SALGADO: COVID-19 exposes longstanding problems within US capitalism

Graphic+via+inequality.org.+

Graphic via inequality.org.

The effects of COVID-19 on our economy are clear as stocks fall, unemployment climbs, debt accumulates and fear proliferates and reverberates throughout our society. 

As our grip on economic hope becomes increasingly tenuous, it begs for reflection on how we got here. It is certainly a discomforting thought to know that one of the richest economies in the world crumbled within a month of a single virus hitting its shores.

COVID-19 is just another variable that has put many people’s welfare in jeopardy while simultaneously exposing the glaring problems with capitalism in the United States. A reexamination and reformation of our economic system is warranted after it was dismantled so easily by the virus.

Capitalism is an economic system built on the idea that private business free from government regulation is the vessel for a flourishing market. This economic strategy is supposed to be conducive to wealth accumulation, competitive industries, fair prices and private property. 

It is debatable to say the U.S. has championed capitalism, but the nation has definitely applied it on a bigger scale than anyone else. Worldpopulationreview.com created an economic freedom score that measures the objective freedom of economies around the world based on legislation in relation to the economy. Of countries with an economic freedom score of at least 75, the U.S. is by far the most populated at 331,002,651, while the second biggest country to meet this threshold is the United Kingdom with a population of 67,886,011.

This, among other factors, has arguably led to the U.S. being one of the most powerful economic forces in the world. While this can be interpreted as a good thing, this same capitalistic system has also made the U.S. one of the most vulnerable economic powers in the world, as is being displayed by COVID-19.

The capitalist economy is prone to a natural boom and bust cycle, which basically means that there will be times of growth as well as times characterized by a lack of jobs and profit. A few of the most notable busts including the Great Depression in 1930, the recession of 1969-70 and the recession of 2009. With the current economic downturn due to COVID-19 that has warranted a $2 trillion government bailout —  plus capitalism’s established propensity for bust cycles — I question the efficacy of American capitalism as a system that can be conducive to creating a healthy and sustainable economy that positively serves a country as large and complex as the U.S. 

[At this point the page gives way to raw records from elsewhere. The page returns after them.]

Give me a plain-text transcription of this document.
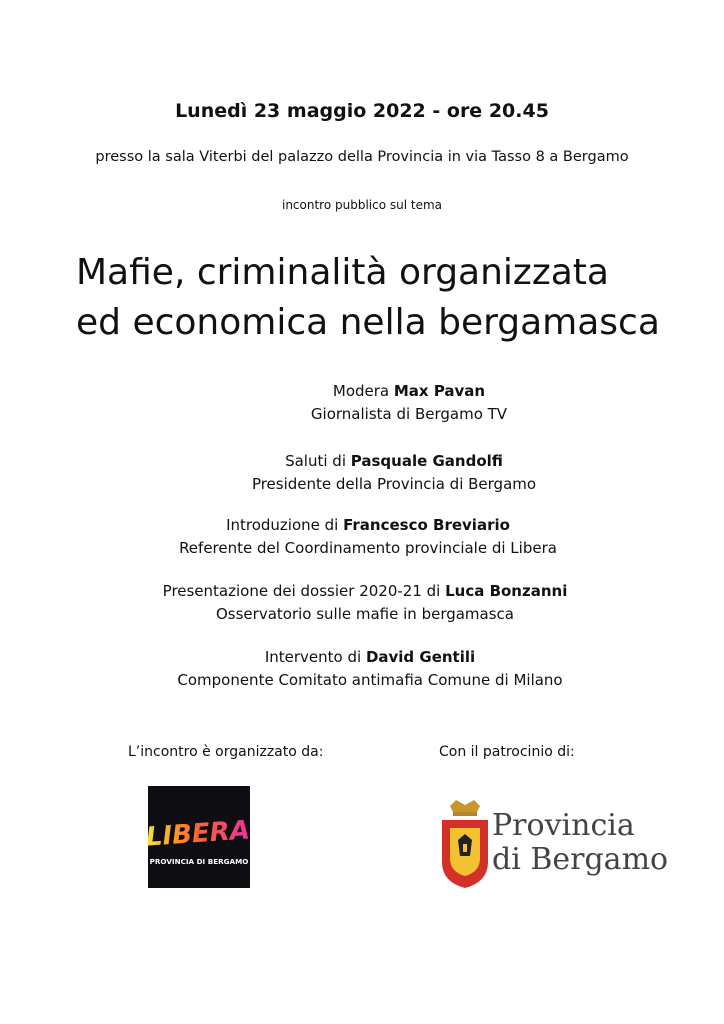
Lunedì 23 maggio 2022 - ore 20.45
presso la sala Viterbi del palazzo della Provincia in via Tasso 8 a Bergamo
incontro pubblico sul tema
Mafie, criminalità organizzata
ed economica nella bergamasca
Modera Max Pavan
Giornalista di Bergamo TV
Saluti di Pasquale Gandolfi
Presidente della Provincia di Bergamo
Introduzione di Francesco Breviario
Referente del Coordinamento provinciale di Libera
Presentazione dei dossier 2020-21 di Luca Bonzanni
Osservatorio sulle mafie in bergamasca
Intervento di David Gentili
Componente Comitato antimafia Comune di Milano
L’incontro è organizzato da:	Con il patrocinio di:
LIBERA
PROVINCIA DI BERGAMO
Provincia
di Bergamo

For starters, philosophically, if the goal of capitalism is to promote a free and accessible economy rooted in competition, it should not be justified that our market is now defined by a small group of wealthy individuals. Individuals who make a habit of hoarding wealth, which in turn restricts competitors as well as the consumer’s ability to thrive. 

Wealth disparity is so prevalent in the U.S. that the top 10% now averages nine times as much income as the bottom 90%. According to inequality.org, the richest 0.1% take in 196 times as much as the bottom 90%. 

These numbers allude to a massive gap in the socioeconomic sphere in the U.S. What they don’t suggest is that this wealth is adhering to any kind of trickle-down effect that would be conducive to broader welfare and a lack of polarization of wealth in our country.

It is perplexing to me that our current form of capitalism is so broadly accepted considering it fails to even exemplify one of the main foundational values it was built upon: promotion of competition. If our current form of capitalism is conducive to consolidation in almost every major industry — entertainment, agriculture and transportation — it is difficult to see how it can allow for competition. 

Furthermore, for years now it has been a system that does not cater to the middle class but constantly asks it to keep the system afloat through constant spending of dollars that do not end up back in middle-class pockets. With the detrimental effects of COVID-19 on our economy, this very idea is coming to the forefront as in the president’s latest back-to-work” plan the middle class is being asked to sacrifice its wealth and health in a desperate attempt to further enable the system that is deliberately not serving them.

The economic situation we are in right now has enabled a small group of people to amass a large amount of wealth, and because of this, they, through the inevitable power that comes with wealth, have swayed things like competition, regulation and representation. They have done this through means of highly funded lobbying. As seen with the Koch brothers, funding campaigns as seen by billionaires like Donald Sussman and by bleeding out the competition which was made notorious by Jeff Bezos and Amazon. 

To me, our modern idea of capitalism is like a bag of irony that has been steeped in a cup of oppression for so long that we forgot what the drink was or why we even wanted it. The very essence of what made our capitalistic system beneficial for all has been eradicated, and this begs for regulation.

We must ask ourselves if we would rather continue to prescribe to this transient and nontransparent institution that is the self-serving 1%, or if we would rather see regulation from our democratically elected government that, fundamentally, is meant to serve the public with the goal of equalized wealth in our economic landscape.

Choose wisely — because the vast majority of us are a lot closer to becoming broke than rising to the 1%.